Moneybox

Central Bank Incompetence Makes Luddites Correct

Miles Kimball found that central banks often operate under the false assumption that productivity-enhancing technology, like these airport check-in kiosks, hurts the economy.

Photo by Alex Wong/Getty Images

There’s often a folk belief that more productivity-enhancing technology—airline check-in kiosks, taxi dispatch apps, etc.—will lead to job loss and economic decline by reducing the need for human labor. Economists generally view this as a fallacy. Over time, better technology leads to higher productivity and more social wealth. But Miles Kimball reports that central banks blunder when technology improves, thus bringing luddite fears to life:

Let me illustrate the importance of what the Fed does by pointing to the short-run effects of technology shocks. All economists agree that, in the long run, technological progress raises GDP—more than anything else. Yet, in our paper “Are Technology Improvements Contractionary?” which appeared in the scholarly journal American Economic Review, Susanto Basu, John Fernald and I showed that, historically, technology improvements have led to short-run reductions in investment and employment that were enough to prevent any short-run boost to GDP, despite improved productivity. (Independently, using very different methods, many other economists, starting with Jordi Gali, had found the negative short-run effect of technology improvements on how much people work.)

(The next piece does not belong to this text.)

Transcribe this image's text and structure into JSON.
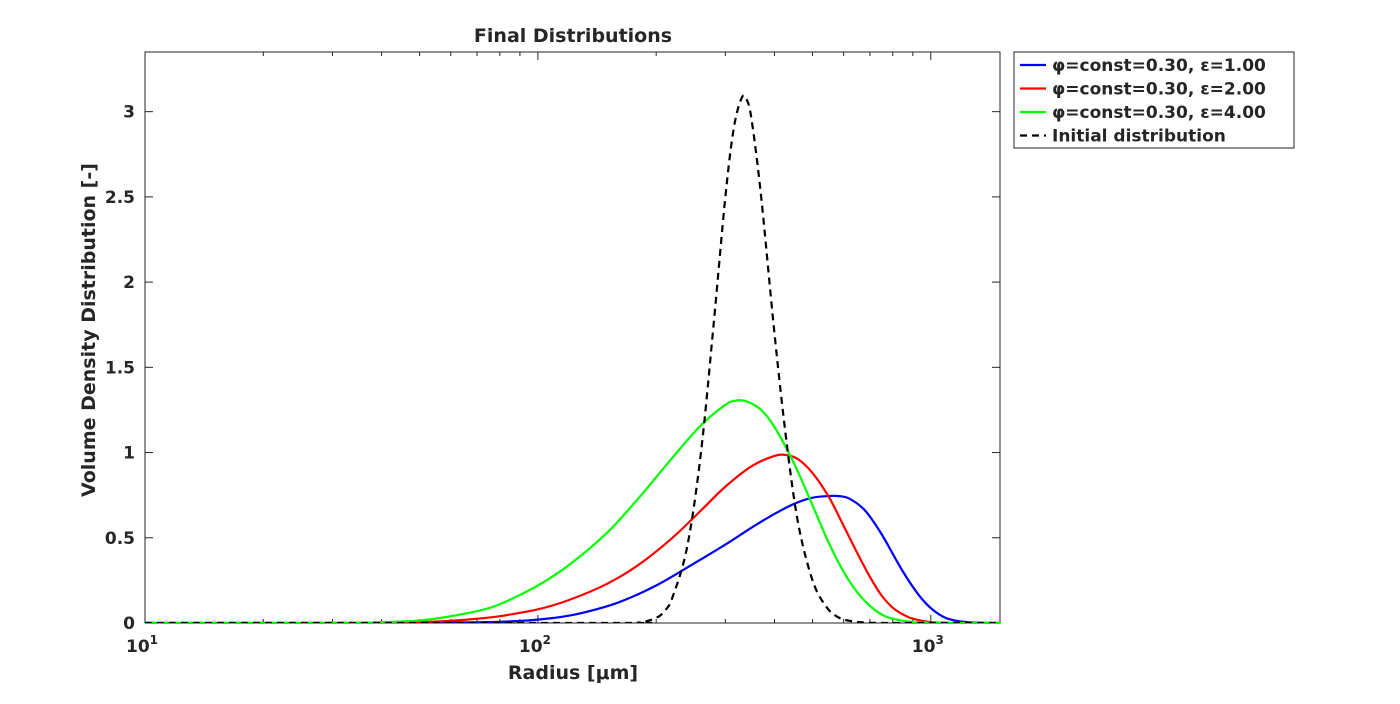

How can something that stimulates the economy in the long run lead people to work and invest less? It is all about the monetary policy reaction. Historically, in the wake of technology improvements, the Fed has cut interest rates somewhat, but has failed to do enough to keep the price level on track and accommodate in the short run the higher level of GDP that eventually follows from a technological improvement in the long run.

Kimball moves on to discuss other things, but this strikes me as a very important finding and a very harmful practice. It’s harmful in the first instance simply because output gaps and recessions are very bad. But in a larger sense, this risks a dangerous political feedback loop. As people become habituated to thinking of productivity improvements as leading to short-term economic decline, it becomes that much harder to build support for policy improvements in the future. If central banks do their jobs right, innovation should lead to investment booms and new opportunities for people. But in practice, it doesn’t.